Research & Papers

VietNormalizer: An Open-Source, Dependency-Free Python Library for Vietnamese Text Normalization in TTS and NLP Applications

New dependency-free library converts numbers, dates, currency to Vietnamese words for AI applications.

Deep Dive

A research team of eight authors including Hung Vu Nguyen has released VietNormalizer, an open-source Python library specifically designed to solve the critical preprocessing challenge of Vietnamese text normalization for AI applications. Published on arXiv, the library addresses a significant gap in the ecosystem: real-world Vietnamese text contains dense non-standard words (NSWs) like numbers, dates, currency amounts, and acronyms that must be converted to fully pronounceable Vietnamese before Text-to-Speech synthesis or downstream NLP processing. Existing tools either rely on heavy neural dependencies with limited coverage or are buried within larger toolkits, making VietNormalizer's standalone, dependency-free approach particularly valuable for developers working with Vietnamese language AI.

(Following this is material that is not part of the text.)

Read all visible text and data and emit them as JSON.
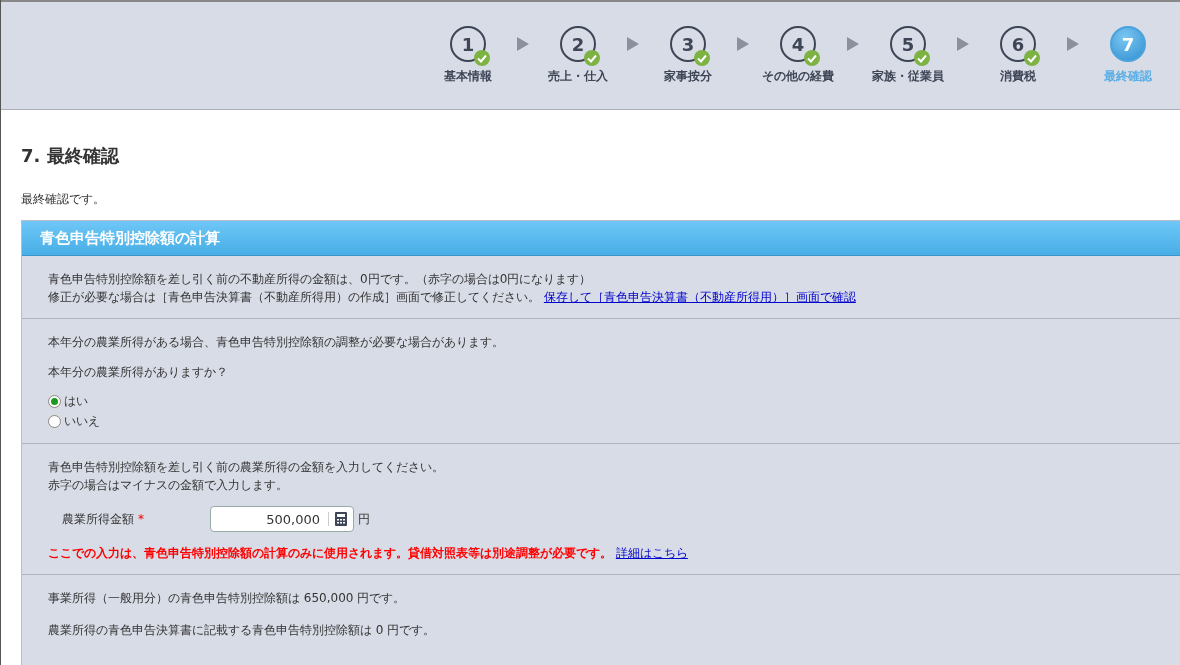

The library implements a comprehensive, rule-based pipeline that handles seven key normalization tasks: converting arbitrary integers and decimals to Vietnamese words, normalizing dates and times to spoken forms, processing VND and USD currency amounts, expanding percentages, resolving acronyms via customizable dictionaries, transliterating foreign loanwords to Vietnamese phonetic approximations, and performing Unicode normalization. All regex patterns are pre-compiled at initialization, enabling efficient batch processing with minimal memory overhead and no GPU requirements. Available on PyPI via pip install vietnormalizer and released under the MIT license, this tool not only serves Vietnamese language applications but also demonstrates the generalizability of rule-based normalization approaches for other low-resource tonal and agglutinative languages.

Key Points
  • Handles 7 normalization tasks including numbers, dates, currency (VND/USD), percentages, and acronyms via rule-based pipeline
  • Zero-dependency design with pre-compiled regex enables high-throughput batch processing without GPU or external APIs
  • Available via pip install and MIT licensed, addressing a critical gap in Vietnamese TTS and NLP preprocessing

Why It Matters

Enables reliable Vietnamese TTS and NLP by solving the critical preprocessing step of converting non-standard text to pronounceable words.